Weil das Abhören seines Telefons für ihn nur ein „absurdes Theater“ ist, tritt Gabriel wohl auch für die Vorratsdatenspeicherung ein.

Schon beim Abhören von Merkels Handy ergab sich ein Lügen-Dilemma.
Da habe doch der amerikanische Präsident in einem Telefonat mit Merkel erklärt, dass er von dieser Abhöraktion nichts gewusst habe, sonst hätte er sie sofort abgestellt. Er habe sich dafür sogar entschuldigt. Das wurde jedenfalls vom Kanzleramt gesagt. Dann stellte sich allerdings heraus, dass Obama mindestens seit 2010 vom Abhören der Kanzlerin gewusst hat. Wer hat den nun gelogen: Obama oder die Kanzlerin bzw. das Kanzleramt?

Auch das Ausspähen ausländischer Regierungsmitglieder mit Hilfe des Bundesnachrichtendienstes (BND), wird vom Geheimdienstkoordinator der Bundesregierung erst eingeräumt, als diese Tatsache nicht mehr zu bestreiten war.

Vor wenigen Tagen noch stellt Generalbundesanwalt Harald Range die Ermittlungen zur Überwachung von Merkels Handy ein, weil sich „der Vorwurf mit den Mitteln des Strafprozessrechts nicht gerichtsfest beweisen lässt“. Selbst das Eingeständnis des amerikanischen Präsidenten, dass dabei gegen deutsches Recht verstoßen wurde, reichte also als Anfangsverdacht für eine Straftat nicht aus.

Nun muss man wissen, dass der Generalbundesanwalt nicht unabhängig ist, wie ein Richter, er ist gegenüber dem Bundesjustizminister und damit gegenüber der Bundesregierung weisungsgebunden. Und dass der Bundesregierung weder an einem gerichtlichen Ermittlungsverfahren gegen deutsche „Schlapphüte“, geschweige denn gegen amerikanische Geheimdienste, noch an einer parlamentarischen Aufklärung gelegen ist, das wird einmal mehr dadurch belegt, dass die Listen mit bis zu 40.000 E-Mails und Telefonnummern weder von der Parlamentarischen Kontrollkommission noch von Parlamentariern des NSA-Untersuchungsausschuss eingesehen werden dürfen.
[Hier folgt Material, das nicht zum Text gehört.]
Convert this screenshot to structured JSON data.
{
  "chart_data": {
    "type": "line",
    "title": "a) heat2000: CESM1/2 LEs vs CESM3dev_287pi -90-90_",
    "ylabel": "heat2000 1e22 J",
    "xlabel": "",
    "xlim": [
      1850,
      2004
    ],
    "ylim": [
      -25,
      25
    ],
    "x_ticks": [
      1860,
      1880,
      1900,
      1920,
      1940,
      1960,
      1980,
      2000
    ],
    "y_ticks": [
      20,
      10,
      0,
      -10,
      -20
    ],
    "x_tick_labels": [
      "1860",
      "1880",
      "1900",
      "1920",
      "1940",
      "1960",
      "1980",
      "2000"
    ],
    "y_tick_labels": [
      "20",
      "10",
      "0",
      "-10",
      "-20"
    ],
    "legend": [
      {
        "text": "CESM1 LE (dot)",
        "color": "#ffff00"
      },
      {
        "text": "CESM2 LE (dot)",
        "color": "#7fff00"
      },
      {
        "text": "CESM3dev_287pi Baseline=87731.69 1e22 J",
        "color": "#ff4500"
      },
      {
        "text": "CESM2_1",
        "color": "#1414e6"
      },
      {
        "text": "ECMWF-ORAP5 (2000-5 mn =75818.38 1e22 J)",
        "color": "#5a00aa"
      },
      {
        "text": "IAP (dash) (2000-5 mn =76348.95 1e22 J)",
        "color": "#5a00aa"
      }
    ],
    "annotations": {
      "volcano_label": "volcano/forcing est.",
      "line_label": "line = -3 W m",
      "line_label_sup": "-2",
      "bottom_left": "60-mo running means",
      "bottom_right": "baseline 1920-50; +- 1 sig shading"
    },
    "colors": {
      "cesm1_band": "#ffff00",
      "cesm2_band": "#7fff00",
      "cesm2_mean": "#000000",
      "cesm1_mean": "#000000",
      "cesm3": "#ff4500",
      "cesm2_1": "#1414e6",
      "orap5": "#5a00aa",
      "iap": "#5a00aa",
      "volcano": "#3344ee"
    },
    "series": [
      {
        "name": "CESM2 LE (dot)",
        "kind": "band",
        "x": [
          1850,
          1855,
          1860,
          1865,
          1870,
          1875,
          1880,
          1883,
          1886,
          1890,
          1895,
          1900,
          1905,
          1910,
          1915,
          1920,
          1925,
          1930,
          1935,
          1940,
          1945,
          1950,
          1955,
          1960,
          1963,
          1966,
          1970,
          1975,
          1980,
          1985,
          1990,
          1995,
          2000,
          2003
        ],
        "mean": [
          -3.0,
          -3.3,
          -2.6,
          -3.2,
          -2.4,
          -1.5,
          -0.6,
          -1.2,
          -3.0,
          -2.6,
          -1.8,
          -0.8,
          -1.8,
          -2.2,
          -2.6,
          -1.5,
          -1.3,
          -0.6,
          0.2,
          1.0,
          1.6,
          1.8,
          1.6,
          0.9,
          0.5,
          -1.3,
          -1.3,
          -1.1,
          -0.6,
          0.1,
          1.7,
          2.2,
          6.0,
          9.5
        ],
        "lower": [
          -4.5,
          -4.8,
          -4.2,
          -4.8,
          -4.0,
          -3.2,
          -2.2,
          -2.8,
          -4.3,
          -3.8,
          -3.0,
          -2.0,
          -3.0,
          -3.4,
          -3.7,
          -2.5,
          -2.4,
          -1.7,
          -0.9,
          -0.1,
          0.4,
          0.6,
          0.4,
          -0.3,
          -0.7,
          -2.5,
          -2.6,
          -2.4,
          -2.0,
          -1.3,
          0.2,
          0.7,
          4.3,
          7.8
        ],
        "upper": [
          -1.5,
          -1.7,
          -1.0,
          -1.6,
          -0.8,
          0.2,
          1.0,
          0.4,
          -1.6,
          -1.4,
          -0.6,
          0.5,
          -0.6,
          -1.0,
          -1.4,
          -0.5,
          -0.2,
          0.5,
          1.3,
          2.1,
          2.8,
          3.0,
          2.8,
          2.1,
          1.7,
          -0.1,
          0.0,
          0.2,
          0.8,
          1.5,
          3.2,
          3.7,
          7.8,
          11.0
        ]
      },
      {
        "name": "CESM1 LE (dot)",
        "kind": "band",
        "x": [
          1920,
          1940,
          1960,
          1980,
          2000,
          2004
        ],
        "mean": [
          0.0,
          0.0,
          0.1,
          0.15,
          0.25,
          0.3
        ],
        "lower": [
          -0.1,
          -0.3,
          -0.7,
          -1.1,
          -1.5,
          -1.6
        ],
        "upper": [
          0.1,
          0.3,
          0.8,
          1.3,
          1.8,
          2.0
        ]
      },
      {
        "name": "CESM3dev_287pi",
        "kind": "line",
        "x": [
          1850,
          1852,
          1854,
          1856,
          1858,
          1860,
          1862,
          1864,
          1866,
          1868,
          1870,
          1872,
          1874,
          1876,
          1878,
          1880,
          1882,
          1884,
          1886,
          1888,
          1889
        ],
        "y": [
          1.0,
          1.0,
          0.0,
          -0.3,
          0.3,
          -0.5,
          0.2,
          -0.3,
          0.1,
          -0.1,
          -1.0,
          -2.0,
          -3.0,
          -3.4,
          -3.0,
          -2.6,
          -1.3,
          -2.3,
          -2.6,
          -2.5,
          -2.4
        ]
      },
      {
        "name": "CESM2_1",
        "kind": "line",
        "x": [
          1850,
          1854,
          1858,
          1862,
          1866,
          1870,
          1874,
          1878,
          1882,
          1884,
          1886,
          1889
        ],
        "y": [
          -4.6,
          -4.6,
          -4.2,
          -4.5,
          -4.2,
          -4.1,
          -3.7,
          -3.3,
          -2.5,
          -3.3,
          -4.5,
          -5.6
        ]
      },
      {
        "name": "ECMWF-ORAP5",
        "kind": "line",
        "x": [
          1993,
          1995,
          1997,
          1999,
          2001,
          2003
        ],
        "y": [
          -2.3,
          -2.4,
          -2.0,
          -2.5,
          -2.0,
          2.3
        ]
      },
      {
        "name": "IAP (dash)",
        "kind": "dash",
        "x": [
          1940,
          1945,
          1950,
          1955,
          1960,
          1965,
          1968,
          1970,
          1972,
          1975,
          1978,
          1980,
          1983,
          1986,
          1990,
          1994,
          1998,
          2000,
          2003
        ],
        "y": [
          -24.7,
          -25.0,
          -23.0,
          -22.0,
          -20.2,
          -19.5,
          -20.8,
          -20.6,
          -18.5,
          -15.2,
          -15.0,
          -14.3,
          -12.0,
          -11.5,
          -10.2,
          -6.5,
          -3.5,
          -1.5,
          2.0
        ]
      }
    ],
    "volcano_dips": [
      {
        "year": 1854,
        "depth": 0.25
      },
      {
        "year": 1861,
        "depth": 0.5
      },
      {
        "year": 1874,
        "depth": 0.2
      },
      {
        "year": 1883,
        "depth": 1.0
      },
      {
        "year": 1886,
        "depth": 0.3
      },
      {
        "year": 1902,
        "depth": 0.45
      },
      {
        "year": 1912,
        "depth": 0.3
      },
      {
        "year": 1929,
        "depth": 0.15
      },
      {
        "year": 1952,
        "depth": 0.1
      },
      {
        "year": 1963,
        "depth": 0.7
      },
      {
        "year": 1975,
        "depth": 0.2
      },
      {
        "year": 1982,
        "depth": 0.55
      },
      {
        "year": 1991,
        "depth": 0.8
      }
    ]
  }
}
Es ist schon eine Selbstpreisgabe des parlamentarischen Kontrollrechts, wenn sich die Großkoalitionäre im NSA-Untersuchungsausschuss damit begnügen einen Personalvorschlag machen zu dürfen, die Ernennung des Sonderbeauftragten aber durch die Bundesregierung erfolgt. Kurt Graulich ist weisungsgebunden. Es ist schon bemerkenswert, dass sich ein ehemals unabhängiger Bundesverwaltungsrichter von vorneherein von der Regierung einen Maulkorb umbinden lässt.

Einen „Ermittler“ der nur das ermitteln und dem Parlament mitteilen darf, was die Regierung erlaubt, den kann man sich nach deren bisherigen Vertuschungs- und Beschwichtigungsverhalten ersparen. Da brächte es mehr Aufklärung, wenn der Rechercheverbund aus NDR, WDR und Süddeutscher Zeitung weiteres Wikileak-Material auswertete.